Ces articles limitent la représentation des expatriés à six sièges spécifiques, répartis par continent et confession, une mesure contestée. En 2018 et 2022, les expatriés ont voté pour les 128 sièges, mais un amendement pour maintenir ce système a été bloqué par le président du Parlement, Nabih Berri, en octobre 2025. Une pétition signée par 68 députés en novembre 2025 exigeait son inclusion à l’ordre du jour, sans succès.

Aux États-Unis, le Congrès a introduit le 2 février 2026 le « Lebanon Election Integrity and Diaspora Voting Protection Act », autorisant des sanctions contre quiconque entrave le processus électoral, y compris les droits des expatriés. Le représentant Darin LaHood a déclaré : « La diaspora libanaise joue un rôle vital ; protéger son vote est une priorité de sécurité nationale ».

Les facilités pour le vote à l’étranger sont aussi soulignées : inscription électronique simplifiée et flexibilité pour ceux qui rentrent au Liban. Environ 144 000 expatriés se sont inscrits pour 2026, selon le ministère de l’Intérieur.

Les réformes pour un Liban souverain et prospère

Au-delà de la sécurité et des élections, la LACC insiste sur les réformes financières, économiques, sociales et administratives. Elle appelle à la restitution intégrale des dépôts bancaires avec intérêts, un dossier bloqué depuis la crise de 2019. Le FMI, dans un rapport de décembre 2025, estime les pertes bancaires à 70 milliards de dollars, conditionnant son aide à une restructuration.

Le communiqué évoque l’accord de Taëf (1989), fondement de la paix post-guerre civile, pour bâtir un État de citoyenneté juste et indépendant. Le gouvernement Salam a initié des mesures : loi sur la transparence en janvier 2026 et négociations avec la Banque mondiale pour un prêt de 1 milliard de dollars.

La tournée de la LACC aux États-Unis

En préparation de sa tournée annuelle, la LACC rencontrera des responsables du Département d’État, du Congrès, du Sénat et du Conseil de sécurité nationale. Ces discussions porteront sur les dimensions constitutionnelles, souveraines et réformatrices du dossier libanais. Le CIH, en tant qu’organisme consultatif, coordonne ces efforts.

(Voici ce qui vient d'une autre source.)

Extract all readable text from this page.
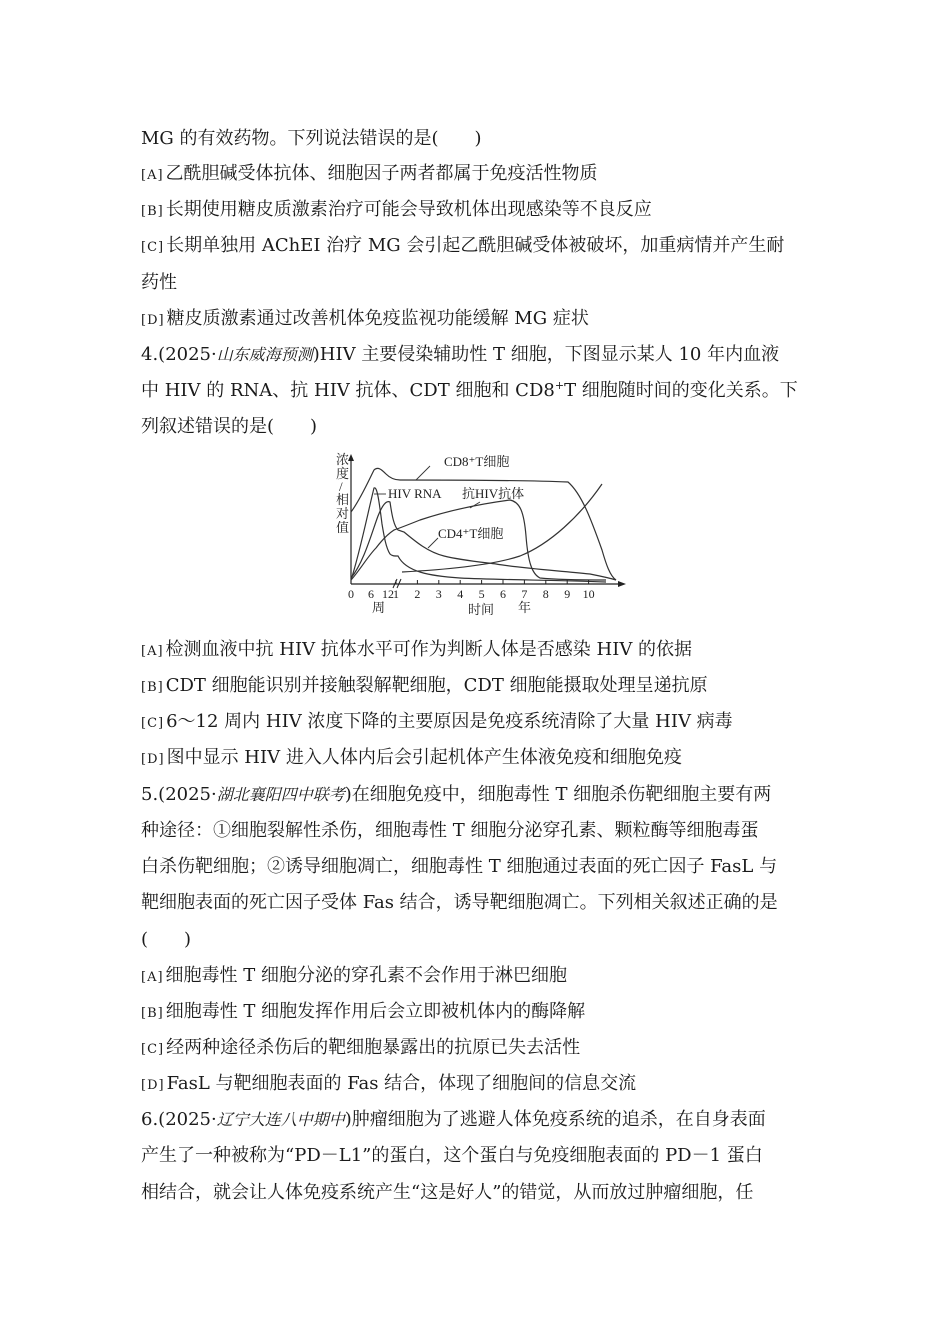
MG 的有效药物。下列说法错误的是(　　)
[A] 乙酰胆碱受体抗体、细胞因子两者都属于免疫活性物质
[B] 长期使用糖皮质激素治疗可能会导致机体出现感染等不良反应
[C] 长期单独用 AChEI 治疗 MG 会引起乙酰胆碱受体被破坏，加重病情并产生耐
药性
[D] 糖皮质激素通过改善机体免疫监视功能缓解 MG 症状
4.(2025·山东威海预测)HIV 主要侵染辅助性 T 细胞，下图显示某人 10 年内血液
中 HIV 的 RNA、抗 HIV 抗体、CDT 细胞和 CD8+T 细胞随时间的变化关系。下
列叙述错误的是(　　)
浓 度 / 相 对 值
CD8⁺T细胞
HIV RNA 抗HIV抗体
CD4⁺T细胞
0 6 12
周
1 2 3 4 5 6 7 8 9 10
时间 年
[A] 检测血液中抗 HIV 抗体水平可作为判断人体是否感染 HIV 的依据
[B] CDT 细胞能识别并接触裂解靶细胞，CDT 细胞能摄取处理呈递抗原
[C] 6～12 周内 HIV 浓度下降的主要原因是免疫系统清除了大量 HIV 病毒
[D] 图中显示 HIV 进入人体内后会引起机体产生体液免疫和细胞免疫
5.(2025·湖北襄阳四中联考)在细胞免疫中，细胞毒性 T 细胞杀伤靶细胞主要有两
种途径：①细胞裂解性杀伤，细胞毒性 T 细胞分泌穿孔素、颗粒酶等细胞毒蛋
白杀伤靶细胞；②诱导细胞凋亡，细胞毒性 T 细胞通过表面的死亡因子 FasL 与
靶细胞表面的死亡因子受体 Fas 结合，诱导靶细胞凋亡。下列相关叙述正确的是
(　　)
[A] 细胞毒性 T 细胞分泌的穿孔素不会作用于淋巴细胞
[B] 细胞毒性 T 细胞发挥作用后会立即被机体内的酶降解
[C] 经两种途径杀伤后的靶细胞暴露出的抗原已失去活性
[D] FasL 与靶细胞表面的 Fas 结合，体现了细胞间的信息交流
6.(2025·辽宁大连八中期中)肿瘤细胞为了逃避人体免疫系统的追杀，在自身表面
产生了一种被称为“PD－L1”的蛋白，这个蛋白与免疫细胞表面的 PD－1 蛋白
相结合，就会让人体免疫系统产生“这是好人”的错觉，从而放过肿瘤细胞，任
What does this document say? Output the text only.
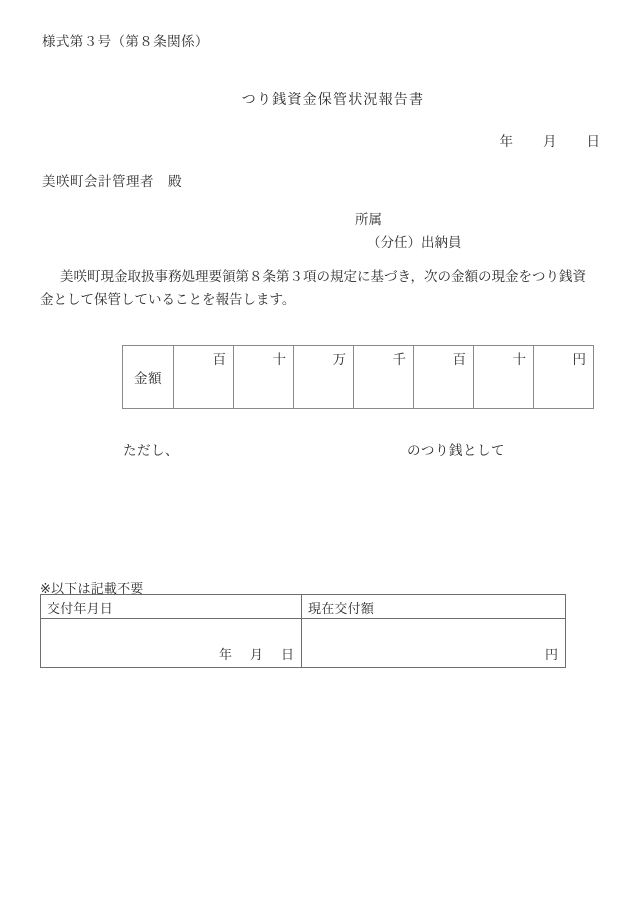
様式第３号（第８条関係）
つり銭資金保管状況報告書
年 月 日
美咲町会計管理者 殿
所属
（分任）出納員
美咲町現金取扱事務処理要領第８条第３項の規定に基づき，次の金額の現金をつり銭資金として保管していることを報告します。
金額	百	十	万	千	百	十	円
ただし、	のつり銭として
※以下は記載不要
交付年月日	現在交付額
年 月 日	円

Cette initiative reflète l’engagement de la diaspora, active dans les remises financières (plus de 7 milliards de dollars en 2025, selon la Banque centrale) et les investissements. Des rencontres récentes avec des diplomates libanais à Washington, en janvier 2026, ont renforcé ces liens, avec des promesses d’appui pour les réformes.

Les implications immédiates des tensions régionales

Les dynamiques régionales influencent ces appels. L’affaiblissement du Hezbollah après 2024 a ouvert une fenêtre pour le désarmement, mais des incidents frontaliers persistent. La Finul, avec 10 000 casques bleus, a rapporté en février 2026 une augmentation des patrouilles conjointes avec l’armée libanaise.

Le Quintette, réuni à Doha en février 2026, a réaffirmé son soutien au plan de déploiement. L’envoyé français Jean-Yves Le Drian a déclaré : « Le Liban doit avancer vers une souveraineté pleine pour éviter un vide sécuritaire ». Parallèlement, des négociations avec Israël sur la frontière terrestre, sous médiation américaine, progressent lentement, avec des points litigieux comme la ferme de Chebaa.

Sur le plan humanitaire, l’ONU a lancé un appel de fonds de 1,5 milliard de dollars pour 2026, ciblant 1,2 million de déplacés internes. Le Haut-Commissariat pour les réfugiés, dans un rapport de janvier 2026, note que 80 % des Libanais vivent sous le seuil de pauvreté, exacerbant les pressions sur les institutions.

Ces éléments soulignent l’urgence des réformes, avec l’armée comme pivot. Le général Haykal, lors d’une inspection au sud en février 2026, a inspecté des unités déployées, confirmant leur readiness. Des exercices conjoints avec des forces qatariennes et saoudiennes sont prévus avant la conférence de Paris, renforçant les capacités logistiques.

Les débats sur la loi électorale persistent, avec des sessions parlementaires suspendues depuis octobre 2025. Nabih Berri, président du Parlement, a convoqué une réunion le 10 février 2026 pour discuter des amendements, sous pression internationale.